When I think about Colombia — a country I have never visited — what usually comes to mind are the natural wonders we often spotlight at CI. The páramo ecosystems that provide fresh water for Bogotá’s 8 million people; the rainforests sheltering some of the world’s greatest diversity of birds, primates and amphibians.
So last week, when I attended an event focused on the country’s marine resources and conservation successes, I had much to learn from the main speakers, world-renowned oceanographer Sylvia Earle and sea turtle specialist and longtime CI Vice President Rod Mast.
This event — a lunch held at the residence of the ambassador of Colombia in Washington, D.C. — was organized by CI’s Women’s Conservation Forum (WCF), a group led by CI board member, educator and conservationist Ann Friedman. WCF sponsors lectures by prominent conservationists for a community of passionate women in the D.C. area who are striving to learn more about the dangers facing our planet and practical steps they can take to bring about positive change.
Before introducing the speakers, Ann Friedman recounted her experience at CI’s board meeting last month in Cartagena, a Colombian city on the Caribbean coast. She also praised Juan Manuel Santos, the president of Colombia, whom she called “a very impressive, foresighted supporter of the environment.”

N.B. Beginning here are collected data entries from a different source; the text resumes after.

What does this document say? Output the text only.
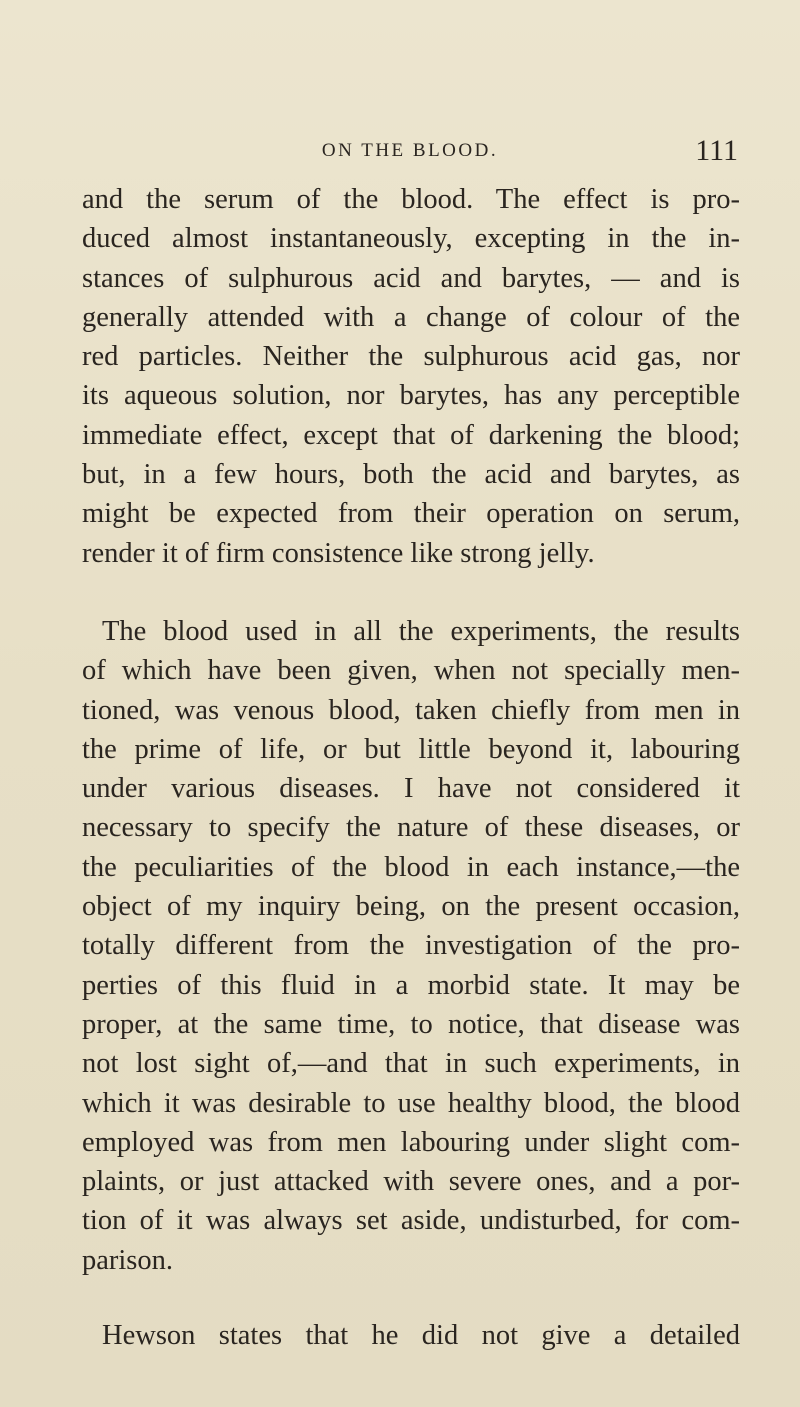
ON THE BLOOD.	111

and the serum of the blood. The effect is pro-
duced almost instantaneously, excepting in the in-
stances of sulphurous acid and barytes, — and is
generally attended with a change of colour of the
red particles. Neither the sulphurous acid gas, nor
its aqueous solution, nor barytes, has any perceptible
immediate effect, except that of darkening the blood;
but, in a few hours, both the acid and barytes, as
might be expected from their operation on serum,
render it of firm consistence like strong jelly.

The blood used in all the experiments, the results
of which have been given, when not specially men-
tioned, was venous blood, taken chiefly from men in
the prime of life, or but little beyond it, labouring
under various diseases. I have not considered it
necessary to specify the nature of these diseases, or
the peculiarities of the blood in each instance,—the
object of my inquiry being, on the present occasion,
totally different from the investigation of the pro-
perties of this fluid in a morbid state. It may be
proper, at the same time, to notice, that disease was
not lost sight of,—and that in such experiments, in
which it was desirable to use healthy blood, the blood
employed was from men labouring under slight com-
plaints, or just attacked with severe ones, and a por-
tion of it was always set aside, undisturbed, for com-
parison.

Hewson states that he did not give a detailed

Santos’ vision is critical for the future of Colombia, a megadiverse country that the U.N. has identified as a nation that is among the most vulnerable to climate change. In honor of his work fighting illegal fishing in Colombian waters — along with recent expansions to protected areas in the states of Atlántico and Bolívar — CI recently presented President Santos with the first “Global Conservation Hero” award at the board meeting in Cartagena, which he accepted in person.
When Sylvia Earle took the stage, I couldn’t help but feel a little star-struck. In a career spanning more than half a century, Sylvia’s commitment to the oceans has gone further — and deeper — than almost anyone. She holds the record for the deepest solo submarine dive by a woman, and has spent more than 6,000 hours underwater. She has also been a powerful voice for marine conservation; in 2009, Sylvia won the TED Prize and established Mission Blue, a global partnership dedicated to expanding marine protection across the globe.
Speaking to an attentive audience in the magnificent ballroom in the Colombian ambassador’s residence, Sylvia pointed out that Colombia’s coasts touch two oceans, a fact overlooked by many people unfamiliar with Colombia. She also stressed the connectivity between marine and terrestrial ecosystems.
“The ocean drives the water cycle, the carbon cycle, the oxygen cycle, the nitrogen cycle … it drives the way the world works. Even if you never touch the ocean, the ocean touches you every day. And it’s only now, as we get into the 21st century, that we’re beginning to put the blue part of the planet on the balance sheet.”
Following Sylvia’s talk, Rod Mast, who co-founded CI’s Colombia program 20 years ago, reflected on the success of the Eastern Tropical Pacific Seascape (ETPS), a collaboration between the governments of Colombia, Costa Rica, Panama and Ecuador that is working to protect and improve ocean health in a marine area bigger than Switzerland.
“We’ve found absolutely exceptional partners with the Colombian government,” he said. “The Ministry of Environment is extremely strong, and doing amazing things for conservation in the country.”
Rod also discussed the difficulty of figuring out which ocean areas should be priorities for protection. “A frog might live in one Andean valley, so to conserve that frog you put a park around it. But a tuna lives all over the place.” Given the wide range of many marine species, he stressed that partnerships between national governments are essential for effective conservation.
In light of growing public awareness of marine issues and ever-advancing technology, Sylvia and Rod are both optimistic about the future, provided we take action now. “I think the best news of all about our future as compared with our past is that we now know that our lives are fully, inextricably linked to the natural world,” Sylvia said. “We are armed for the first time with enough knowledge to be able to see patterns that we couldn’t see even … 10 years ago, five years ago.”
Molly Bergen is the managing editor on CI’s communications team.